InfoQ: You mentioned that it can be hard to create something that can be shared. What can people do to make it easier for themselves?

Sherry: Testers should start by making things. It’s all about practicing and evolving. They can start real slow. Tweeting something can be considered as making something. Then building upon that. Develop your voice. Start to understand who you are and what you want to represent. Try writing an article. Perhaps then start a website. Further down the line maybe consider creating a product or business.

I personally take inspiration from many different places. I look beyond the testing and tech world for inspiration and see if they are relevant to the testing world we live in.

Creating things is of immense value. Personally and to the community around us. We can learn actively by creating things, we can learn in real time. Then we can adapt as we see fit.

Making things is hard and I believe that testers will develop empathy and understand if they can create a habit of making things themselves. There is no magic solution to making something successful or shareable. We need to learn to improve our craft and what it takes to get others interested in what we are doing.

InfoQ: If testers want to share their experiences and learn from other testers, where can they go?
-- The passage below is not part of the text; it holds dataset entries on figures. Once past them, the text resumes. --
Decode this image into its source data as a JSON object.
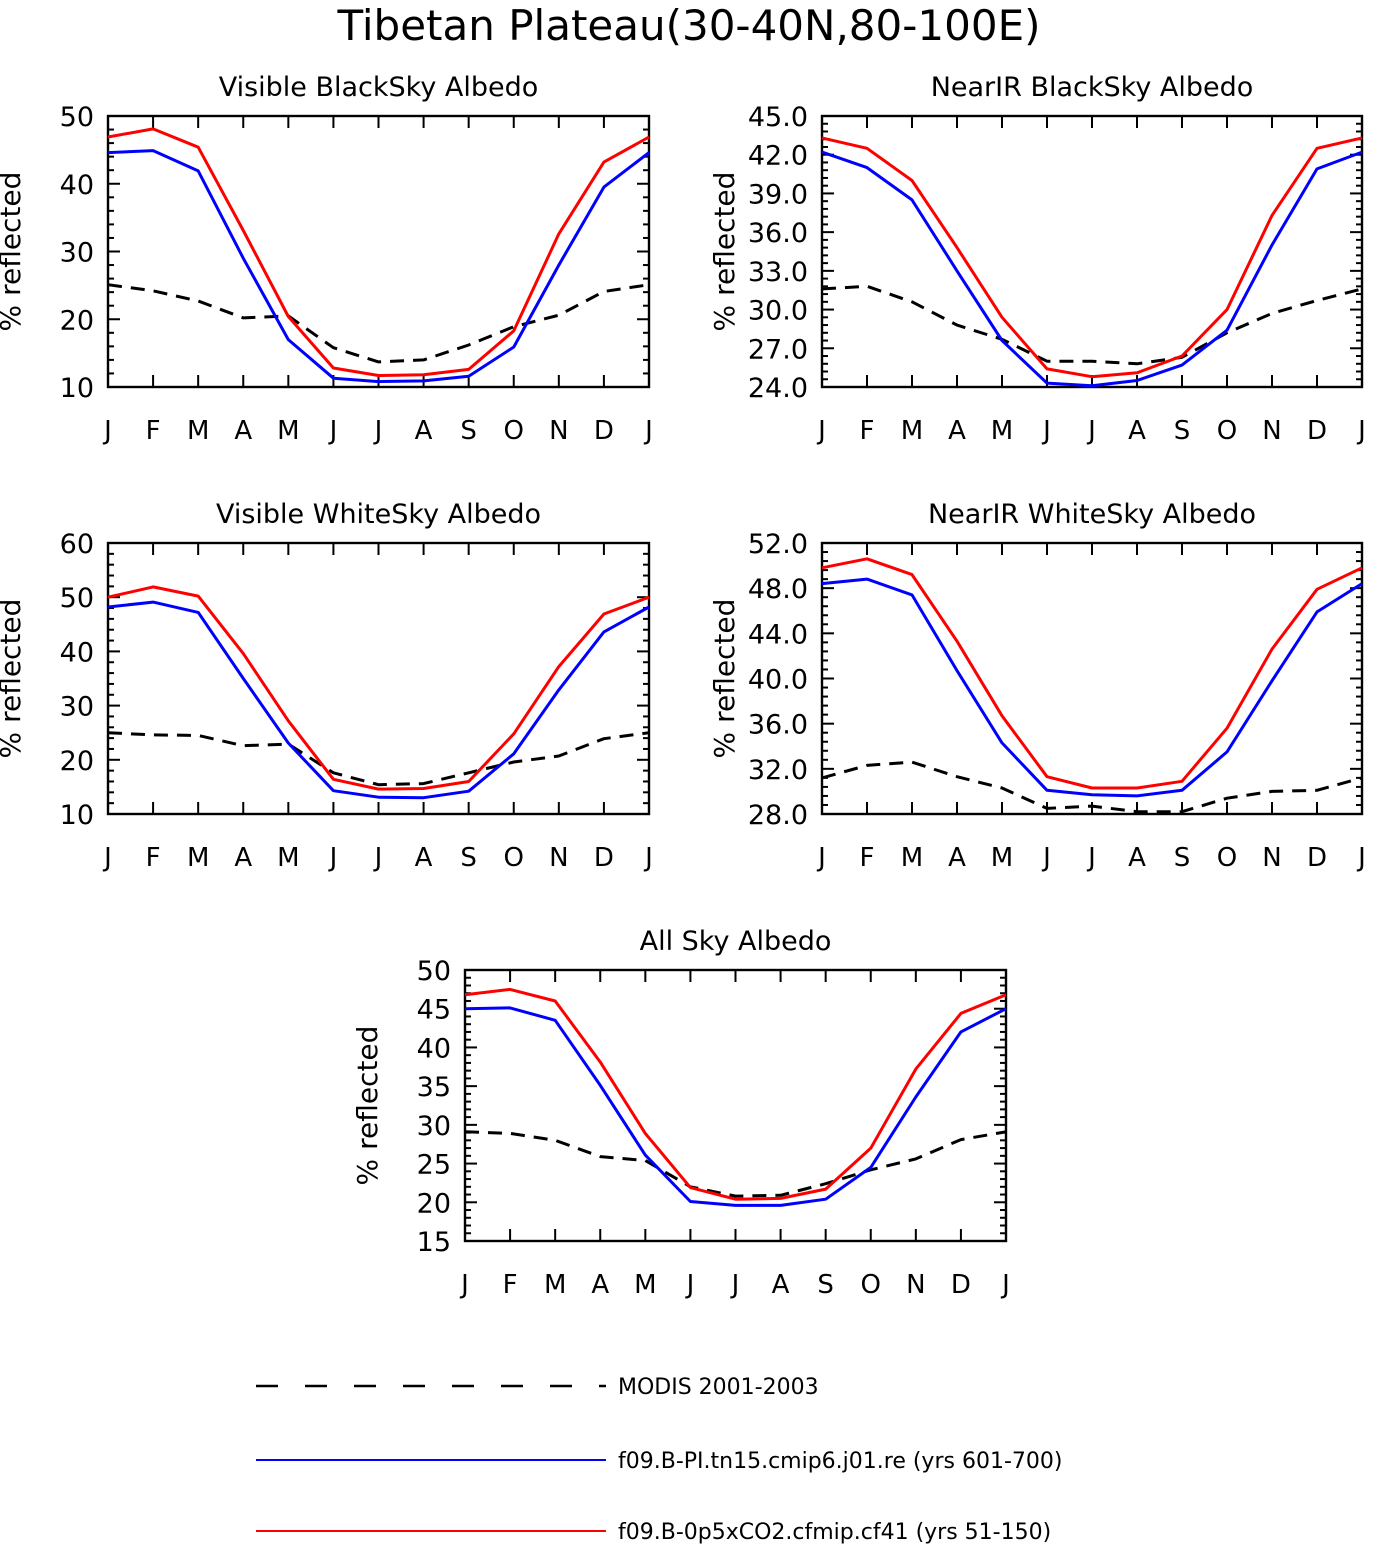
{
  "figure_title": "Tibetan Plateau(30-40N,80-100E)",
  "colors": {
    "obs": "#000000",
    "model1": "#0000ff",
    "model2": "#ff0000"
  },
  "legend": {
    "entries": [
      {
        "label": "MODIS 2001-2003",
        "color": "#000000",
        "dash": true
      },
      {
        "label": "f09.B-PI.tn15.cmip6.j01.re (yrs 601-700)",
        "color": "#0000ff",
        "dash": false
      },
      {
        "label": "f09.B-0p5xCO2.cfmip.cf41 (yrs 51-150)",
        "color": "#ff0000",
        "dash": false
      }
    ]
  },
  "chart_data": [
    {
      "type": "line",
      "title": "Visible BlackSky Albedo",
      "ylabel": "% reflected",
      "xlabel": "",
      "categories": [
        "J",
        "F",
        "M",
        "A",
        "M",
        "J",
        "J",
        "A",
        "S",
        "O",
        "N",
        "D",
        "J"
      ],
      "ylim": [
        10,
        50
      ],
      "yticks": [
        "10",
        "20",
        "30",
        "40",
        "50"
      ],
      "series": [
        {
          "name": "MODIS 2001-2003",
          "values": [
            25.1,
            24.2,
            22.7,
            20.2,
            20.5,
            15.8,
            13.7,
            14.0,
            16.2,
            18.9,
            20.6,
            24.1,
            25.1
          ]
        },
        {
          "name": "f09.B-PI.tn15.cmip6.j01.re (yrs 601-700)",
          "values": [
            44.6,
            44.9,
            41.9,
            29.0,
            17.0,
            11.3,
            10.8,
            10.9,
            11.6,
            15.9,
            28.0,
            39.5,
            44.6
          ]
        },
        {
          "name": "f09.B-0p5xCO2.cfmip.cf41 (yrs 51-150)",
          "values": [
            46.9,
            48.1,
            45.4,
            33.1,
            20.4,
            12.8,
            11.7,
            11.8,
            12.6,
            18.3,
            32.6,
            43.2,
            46.9
          ]
        }
      ]
    },
    {
      "type": "line",
      "title": "NearIR BlackSky Albedo",
      "ylabel": "% reflected",
      "xlabel": "",
      "categories": [
        "J",
        "F",
        "M",
        "A",
        "M",
        "J",
        "J",
        "A",
        "S",
        "O",
        "N",
        "D",
        "J"
      ],
      "ylim": [
        24,
        45
      ],
      "yticks": [
        "24.0",
        "27.0",
        "30.0",
        "33.0",
        "36.0",
        "39.0",
        "42.0",
        "45.0"
      ],
      "series": [
        {
          "name": "MODIS 2001-2003",
          "values": [
            31.6,
            31.8,
            30.6,
            28.8,
            27.7,
            26.0,
            26.0,
            25.8,
            26.3,
            28.2,
            29.7,
            30.7,
            31.6
          ]
        },
        {
          "name": "f09.B-PI.tn15.cmip6.j01.re (yrs 601-700)",
          "values": [
            42.2,
            41.0,
            38.5,
            33.0,
            27.6,
            24.3,
            24.1,
            24.5,
            25.7,
            28.4,
            35.0,
            40.9,
            42.2
          ]
        },
        {
          "name": "f09.B-0p5xCO2.cfmip.cf41 (yrs 51-150)",
          "values": [
            43.3,
            42.5,
            40.0,
            34.8,
            29.4,
            25.4,
            24.8,
            25.1,
            26.4,
            30.0,
            37.3,
            42.5,
            43.3
          ]
        }
      ]
    },
    {
      "type": "line",
      "title": "Visible WhiteSky Albedo",
      "ylabel": "% reflected",
      "xlabel": "",
      "categories": [
        "J",
        "F",
        "M",
        "A",
        "M",
        "J",
        "J",
        "A",
        "S",
        "O",
        "N",
        "D",
        "J"
      ],
      "ylim": [
        10,
        60
      ],
      "yticks": [
        "10",
        "20",
        "30",
        "40",
        "50",
        "60"
      ],
      "series": [
        {
          "name": "MODIS 2001-2003",
          "values": [
            25.0,
            24.6,
            24.5,
            22.6,
            22.9,
            17.6,
            15.4,
            15.6,
            17.6,
            19.6,
            20.7,
            23.9,
            25.0
          ]
        },
        {
          "name": "f09.B-PI.tn15.cmip6.j01.re (yrs 601-700)",
          "values": [
            48.2,
            49.1,
            47.2,
            35.0,
            23.1,
            14.3,
            13.1,
            13.0,
            14.2,
            21.1,
            32.9,
            43.6,
            48.2
          ]
        },
        {
          "name": "f09.B-0p5xCO2.cfmip.cf41 (yrs 51-150)",
          "values": [
            50.0,
            51.9,
            50.2,
            39.6,
            27.2,
            16.4,
            14.6,
            14.7,
            16.0,
            24.8,
            37.2,
            46.9,
            50.0
          ]
        }
      ]
    },
    {
      "type": "line",
      "title": "NearIR WhiteSky Albedo",
      "ylabel": "% reflected",
      "xlabel": "",
      "categories": [
        "J",
        "F",
        "M",
        "A",
        "M",
        "J",
        "J",
        "A",
        "S",
        "O",
        "N",
        "D",
        "J"
      ],
      "ylim": [
        28,
        52
      ],
      "yticks": [
        "28.0",
        "32.0",
        "36.0",
        "40.0",
        "44.0",
        "48.0",
        "52.0"
      ],
      "series": [
        {
          "name": "MODIS 2001-2003",
          "values": [
            31.2,
            32.3,
            32.6,
            31.3,
            30.3,
            28.5,
            28.7,
            28.2,
            28.2,
            29.4,
            30.0,
            30.1,
            31.2
          ]
        },
        {
          "name": "f09.B-PI.tn15.cmip6.j01.re (yrs 601-700)",
          "values": [
            48.4,
            48.8,
            47.4,
            40.7,
            34.3,
            30.1,
            29.7,
            29.6,
            30.1,
            33.5,
            39.8,
            45.9,
            48.4
          ]
        },
        {
          "name": "f09.B-0p5xCO2.cfmip.cf41 (yrs 51-150)",
          "values": [
            49.8,
            50.6,
            49.2,
            43.3,
            36.7,
            31.3,
            30.3,
            30.3,
            30.9,
            35.6,
            42.6,
            47.9,
            49.8
          ]
        }
      ]
    },
    {
      "type": "line",
      "title": "All Sky Albedo",
      "ylabel": "% reflected",
      "xlabel": "",
      "categories": [
        "J",
        "F",
        "M",
        "A",
        "M",
        "J",
        "J",
        "A",
        "S",
        "O",
        "N",
        "D",
        "J"
      ],
      "ylim": [
        15,
        50
      ],
      "yticks": [
        "15",
        "20",
        "25",
        "30",
        "35",
        "40",
        "45",
        "50"
      ],
      "series": [
        {
          "name": "MODIS 2001-2003",
          "values": [
            29.1,
            28.9,
            28.0,
            25.9,
            25.4,
            22.0,
            20.8,
            20.9,
            22.4,
            24.2,
            25.6,
            28.1,
            29.1
          ]
        },
        {
          "name": "f09.B-PI.tn15.cmip6.j01.re (yrs 601-700)",
          "values": [
            45.0,
            45.1,
            43.5,
            35.1,
            26.1,
            20.1,
            19.6,
            19.6,
            20.4,
            24.5,
            33.6,
            42.0,
            45.0
          ]
        },
        {
          "name": "f09.B-0p5xCO2.cfmip.cf41 (yrs 51-150)",
          "values": [
            46.8,
            47.5,
            46.0,
            38.1,
            28.9,
            21.9,
            20.4,
            20.5,
            21.7,
            27.0,
            37.2,
            44.4,
            46.8
          ]
        }
      ]
    }
  ]
}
Sherry: I feel testers should be contributing more to the technology communities that exist out there. I often feel like we exist in our own little bubble, participating in niche communities, yet not showing people in the tech world that we exist.

I’d recommend that people get on the following to start reading and contributing:

  • Reddit: various channels, including software testing, quality assurance, programming. Also, just find a niche relevant to you to start talking and sharing about testing related issues.
  • Medium: this platform is becoming more popular. Write on it. Or find people who are writing on it. Get involved. Comment. Contribute.
  • Quora: there are people on Quora asking questions about software testing. Many of them don’t have good answers to them. This is an opportunity to us as testers. Get on there. Ask questions, answer questions!

In addition to the above, I admit, I generally have a big bias to the work I do. In my opinion there are not enough people doing positive things for the software testing world. I wish more people would step up. I’m biased and I recommend people check out the Ministry of Testing. There is The Dojo (full of articles, videos, 30 day challenges, podcasts and more), a Ministry of Testing slack, a generic testing community slack and even a forum. On top of this we work locally with testers to bring you events in many locations. This all happens by us working closely with many testers in a collaborative way to try to make things happen. I hope to see you there!